Methods: We conducted a retrospective case-control study for the period July 1, 2018, and June 30, 2022. Seventy hospital-acquired CDI cases were selected for the study. Cases were matched on a 1:2 basis with randomly selected controls based on date of hospitalization and age group. We conducted a multivariable analysis to explore possible risk factors for infection. We compared cases and controls who were administered antibiotics to determine if rates of inappropriate antibiotic prescriptions differed between cases and controls.

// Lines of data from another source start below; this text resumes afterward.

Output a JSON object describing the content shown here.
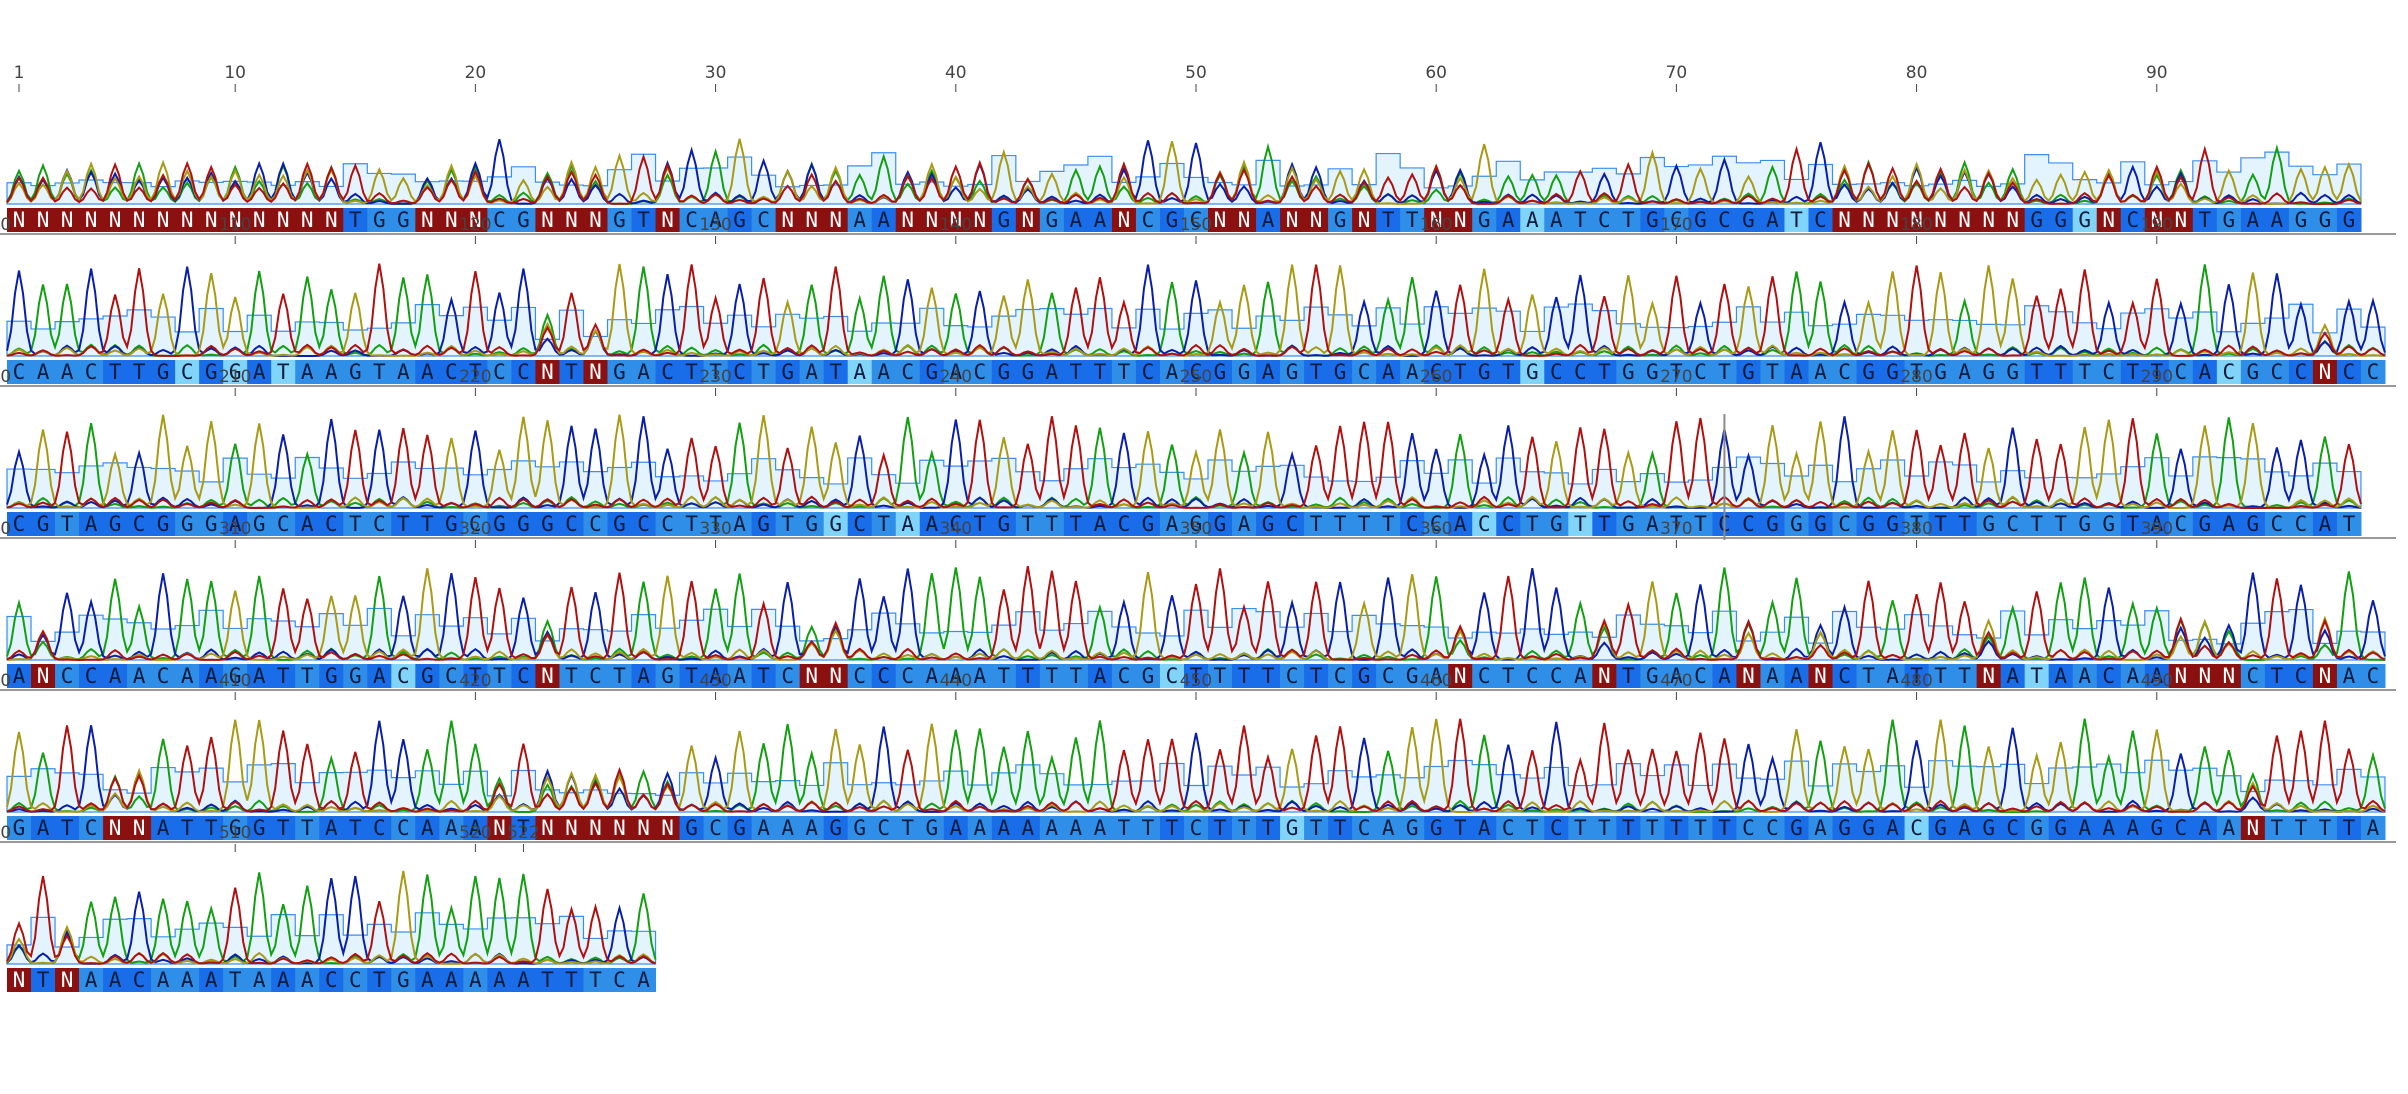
{
  "sequence": {
    "length": 522,
    "bases_per_row": 100,
    "rows": [
      "NNNNNNNNNNNNNNTGGNNNCGNNNGTNCAGCNNNAANNNNGNGAANCGCNNANNGNTTNNGAAATCTGCGCGATCNNNNNNNNGGGNCNNTGAAGGG",
      "CAACTTGCGGATAAGTAACTCCNTNGACTTCTGATAACGACGGATTTCACGGAGTGCAACTGTGCCTGGTCTGTAACGGTGAGGTTTCTTCACGCCNCC",
      "CGTAGCGGGAGCACTCTTGCGGGCCGCCTTAGTGGCTAACTGTTTACGAGGAGCTTTTCCACCTGTTGATTCCGGGCGGTTTGCTTGGTACGAGCCAT",
      "ANCCAACAAGATTGGACGCTTCNTCTAGTAATCNNCCCAAATTTTACGCTTTTCTCGCGANCTCCANTGACANAANCTATTTNATAACAANNNCTCNAC",
      "GATCNNATTGGTTATCCAAANTNNNNNNGCGAAAGGCTGAAAAAAATTTCTTTGTTCAGGTACTCTTTTTTTCCGAGGACGAGCGGAAAGCAANTTTTA",
      "NTNAACAAATAAACCTGAAAAATTTCA"
    ]
  },
  "ruler": {
    "rows": [
      [
        "1",
        "10",
        "20",
        "30",
        "40",
        "50",
        "60",
        "70",
        "80",
        "90"
      ],
      [
        "100",
        "110",
        "120",
        "130",
        "140",
        "150",
        "160",
        "170",
        "180",
        "190"
      ],
      [
        "200",
        "210",
        "220",
        "230",
        "240",
        "250",
        "260",
        "270",
        "280",
        "290"
      ],
      [
        "300",
        "310",
        "320",
        "330",
        "340",
        "350",
        "360",
        "370",
        "380",
        "390"
      ],
      [
        "400",
        "410",
        "420",
        "430",
        "440",
        "450",
        "460",
        "470",
        "480",
        "490"
      ],
      [
        "500",
        "510",
        "520",
        "522"
      ]
    ]
  },
  "cursor_position": 272,
  "colors": {
    "trace_A": "#12a012",
    "trace_C": "#0a1fa8",
    "trace_G": "#a89a14",
    "trace_T": "#b01010",
    "quality_bar_fill": "#e3f4ff",
    "quality_bar_stroke": "#3a8ef0",
    "base_high": "#1a6de8",
    "base_mid": "#2f8fe8",
    "base_low": "#7fd4f8",
    "base_n": "#8b1010",
    "background": "#ffffff"
  }
}
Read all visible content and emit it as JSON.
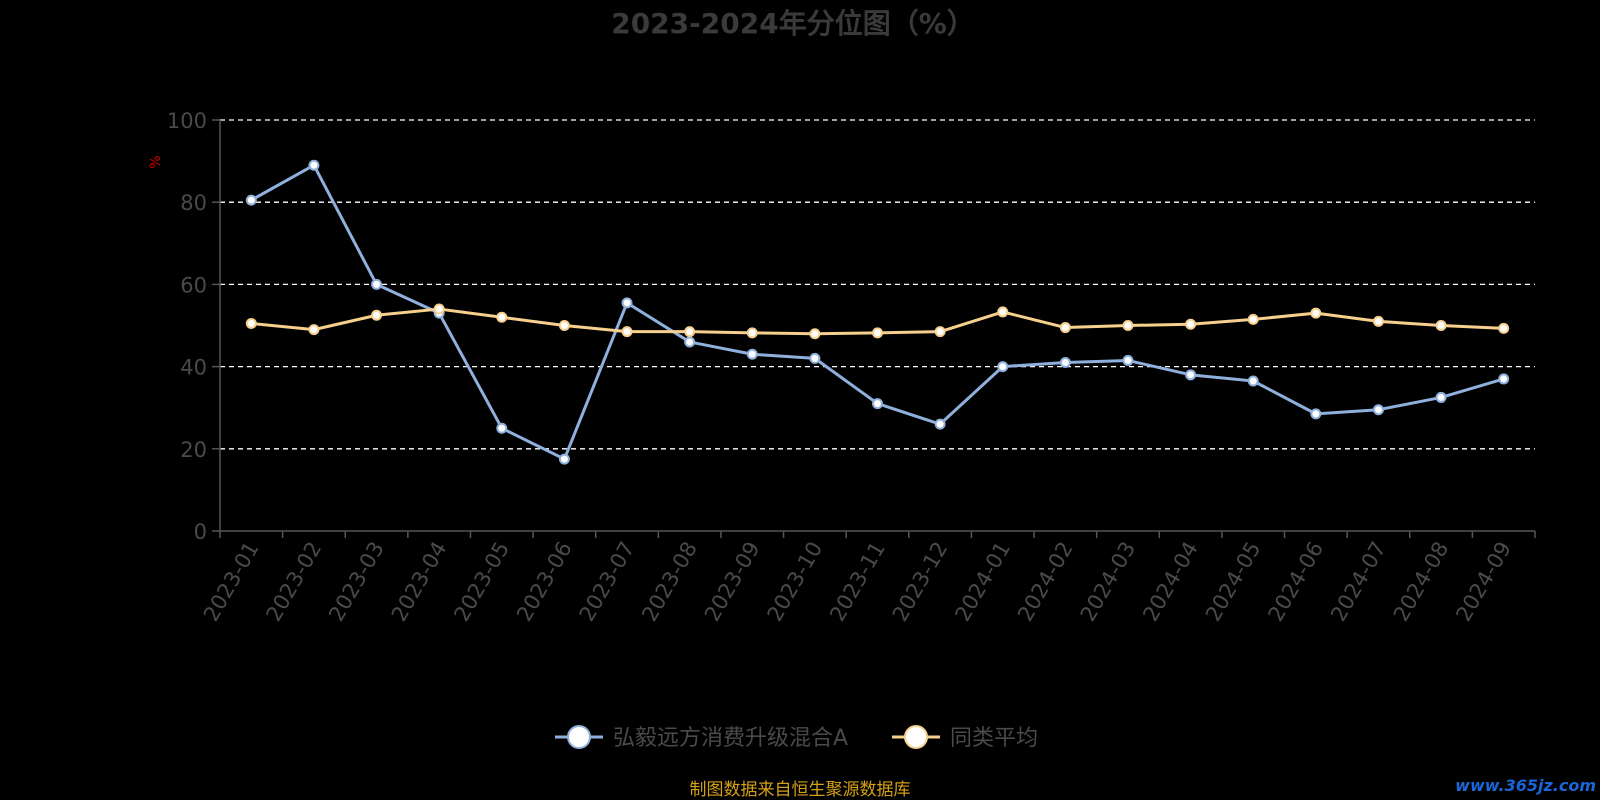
{
  "chart_data": {
    "type": "line",
    "title": "2023-2024年分位图（%）",
    "ylabel": "%",
    "xlabel": "",
    "ylim": [
      0,
      100
    ],
    "yticks": [
      0,
      20,
      40,
      60,
      80,
      100
    ],
    "grid": true,
    "legend_position": "bottom-center",
    "categories": [
      "2023-01",
      "2023-02",
      "2023-03",
      "2023-04",
      "2023-05",
      "2023-06",
      "2023-07",
      "2023-08",
      "2023-09",
      "2023-10",
      "2023-11",
      "2023-12",
      "2024-01",
      "2024-02",
      "2024-03",
      "2024-04",
      "2024-05",
      "2024-06",
      "2024-07",
      "2024-08",
      "2024-09"
    ],
    "series": [
      {
        "name": "弘毅远方消费升级混合A",
        "color": "#8fb0dc",
        "values": [
          80.5,
          89,
          60,
          53,
          25,
          17.5,
          55.5,
          46,
          43,
          42,
          31,
          26,
          40,
          41,
          41.5,
          38,
          36.5,
          28.5,
          29.5,
          32.5,
          37
        ]
      },
      {
        "name": "同类平均",
        "color": "#f6d08c",
        "values": [
          50.5,
          49,
          52.5,
          54,
          52,
          50,
          48.5,
          48.5,
          48.2,
          48,
          48.2,
          48.5,
          53.3,
          49.5,
          50,
          50.3,
          51.5,
          53,
          51,
          50,
          49.3
        ]
      }
    ],
    "source_note": "制图数据来自恒生聚源数据库",
    "watermark": "www.365jz.com"
  }
}
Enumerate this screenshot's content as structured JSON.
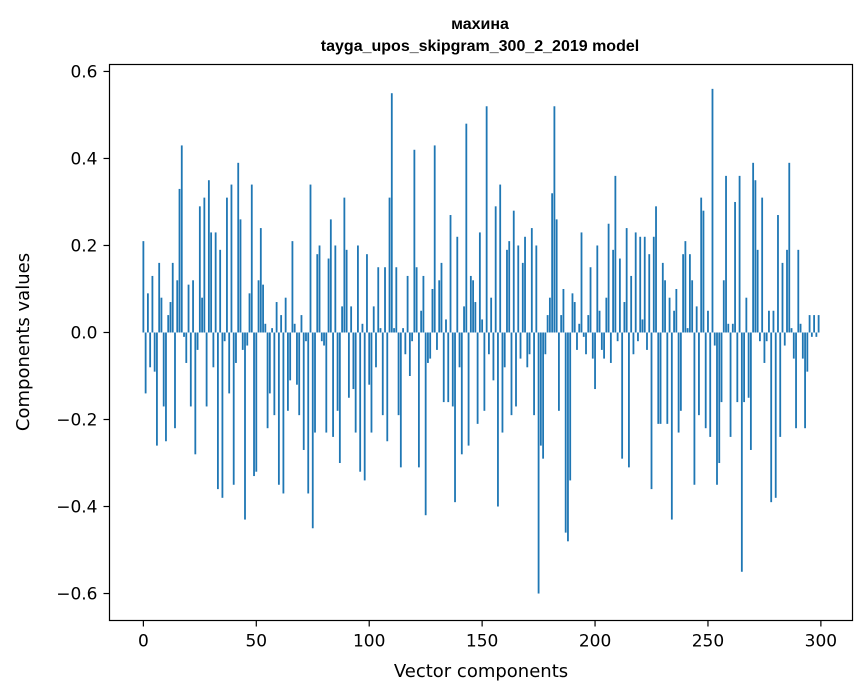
{
  "chart_data": {
    "type": "bar",
    "title": "махина",
    "subtitle": "tayga_upos_skipgram_300_2_2019 model",
    "xlabel": "Vector components",
    "ylabel": "Components values",
    "xlim": [
      -15,
      314
    ],
    "ylim": [
      -0.662,
      0.616
    ],
    "xticks": [
      0,
      50,
      100,
      150,
      200,
      250,
      300
    ],
    "xtick_labels": [
      "0",
      "50",
      "100",
      "150",
      "200",
      "250",
      "300"
    ],
    "yticks": [
      -0.6,
      -0.4,
      -0.2,
      0.0,
      0.2,
      0.4,
      0.6
    ],
    "ytick_labels": [
      "−0.6",
      "−0.4",
      "−0.2",
      "0.0",
      "0.2",
      "0.4",
      "0.6"
    ],
    "grid": false,
    "color": "#1f77b4",
    "values": [
      0.21,
      -0.14,
      0.09,
      -0.08,
      0.13,
      -0.09,
      -0.26,
      0.16,
      0.08,
      -0.17,
      -0.25,
      0.04,
      0.07,
      0.16,
      -0.22,
      0.12,
      0.33,
      0.43,
      -0.01,
      -0.07,
      0.11,
      -0.17,
      0.12,
      -0.28,
      -0.04,
      0.29,
      0.08,
      0.31,
      -0.17,
      0.35,
      0.23,
      -0.08,
      0.23,
      -0.36,
      0.19,
      -0.38,
      -0.02,
      0.31,
      -0.14,
      0.34,
      -0.35,
      -0.07,
      0.39,
      0.26,
      -0.04,
      -0.43,
      -0.03,
      0.09,
      0.34,
      -0.33,
      -0.32,
      0.12,
      0.24,
      0.11,
      0.02,
      -0.22,
      -0.14,
      0.01,
      -0.19,
      0.07,
      -0.35,
      0.04,
      -0.37,
      0.08,
      -0.18,
      -0.11,
      0.21,
      0.02,
      -0.12,
      -0.19,
      0.04,
      -0.27,
      -0.02,
      -0.37,
      0.34,
      -0.45,
      -0.23,
      0.18,
      0.2,
      -0.02,
      -0.03,
      -0.23,
      0.17,
      0.26,
      -0.24,
      0.2,
      -0.18,
      -0.3,
      0.06,
      0.31,
      0.19,
      -0.15,
      0.06,
      -0.13,
      -0.23,
      0.2,
      -0.32,
      0.02,
      -0.34,
      0.18,
      -0.12,
      -0.23,
      0.06,
      -0.08,
      0.15,
      0.01,
      -0.19,
      0.15,
      -0.25,
      0.31,
      0.55,
      0.01,
      0.15,
      -0.19,
      -0.31,
      0.01,
      -0.05,
      0.13,
      -0.1,
      -0.02,
      0.42,
      0.15,
      -0.31,
      0.05,
      0.13,
      -0.42,
      -0.07,
      -0.06,
      0.1,
      0.43,
      -0.04,
      0.12,
      0.16,
      -0.16,
      0.03,
      -0.16,
      0.27,
      -0.17,
      -0.39,
      0.22,
      -0.08,
      -0.28,
      0.06,
      0.48,
      -0.26,
      0.13,
      0.12,
      0.07,
      -0.21,
      0.23,
      0.03,
      -0.18,
      0.52,
      -0.05,
      0.08,
      -0.11,
      0.29,
      -0.4,
      0.34,
      -0.23,
      -0.08,
      0.19,
      0.21,
      -0.19,
      0.28,
      -0.17,
      0.2,
      -0.06,
      0.16,
      0.22,
      -0.08,
      -0.05,
      0.24,
      -0.19,
      0.2,
      -0.6,
      -0.26,
      -0.29,
      -0.05,
      0.04,
      0.08,
      0.32,
      0.52,
      0.26,
      -0.18,
      0.04,
      0.1,
      -0.46,
      -0.48,
      -0.34,
      0.09,
      0.07,
      -0.04,
      0.02,
      0.23,
      -0.01,
      -0.05,
      0.04,
      0.15,
      -0.06,
      -0.13,
      0.2,
      0.05,
      -0.04,
      -0.06,
      0.08,
      0.25,
      -0.07,
      0.19,
      0.36,
      -0.02,
      0.17,
      -0.29,
      0.07,
      0.24,
      -0.31,
      0.13,
      -0.05,
      0.23,
      -0.02,
      0.22,
      0.03,
      0.22,
      -0.04,
      0.18,
      -0.36,
      0.22,
      0.29,
      -0.21,
      -0.21,
      0.16,
      0.12,
      -0.21,
      0.08,
      -0.43,
      0.05,
      0.1,
      -0.23,
      -0.18,
      0.18,
      0.21,
      0.01,
      0.18,
      0.12,
      -0.35,
      0.06,
      -0.19,
      0.31,
      0.28,
      -0.22,
      0.05,
      -0.24,
      0.56,
      -0.03,
      -0.35,
      -0.3,
      -0.16,
      0.12,
      0.36,
      0.02,
      -0.24,
      0.02,
      0.3,
      -0.16,
      0.36,
      -0.55,
      -0.16,
      0.08,
      -0.15,
      -0.27,
      0.39,
      0.35,
      0.19,
      -0.02,
      0.31,
      -0.07,
      -0.02,
      0.05,
      -0.39,
      0.05,
      -0.38,
      0.27,
      -0.24,
      0.16,
      -0.03,
      0.19,
      0.39,
      0.01,
      -0.06,
      -0.22,
      0.19,
      0.02,
      -0.06,
      -0.22,
      -0.09,
      0.04,
      -0.01,
      0.04,
      -0.01,
      0.04
    ]
  }
}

Results: The multivariable model found that use of cephalosporins (third, fourth, or fifth generation) (adjusted odds ratio (aOR) 3.82, 95% confidence interval (CI) 1.35-10.84), use of penicillins (broad or extended broad spectrum) (aOR 5.79, 95% CI 2.15-15.58), and increased complexity of comorbidities (aOR 1.22, 95% CI 1.02-1.45) were independently associated with CDI. In patients who had antibiotics administered during their admission, inappropriate antibiotic prescribing (OR 5.68, 95% CI 1.95-16.48) and non-compliance with antibiotic prescribing guidelines (OR 5.01, 95% CI 1.07-14.76) were associated with CDI.
Conclusions: Our study showed that antibiotic prescribing practices were associated with hospital-acquired CDI at the hospital during the study period. The results reinforce the importance of compliance with antibiotic guidelines and provide further evidence for AMS programs to reduce CDI.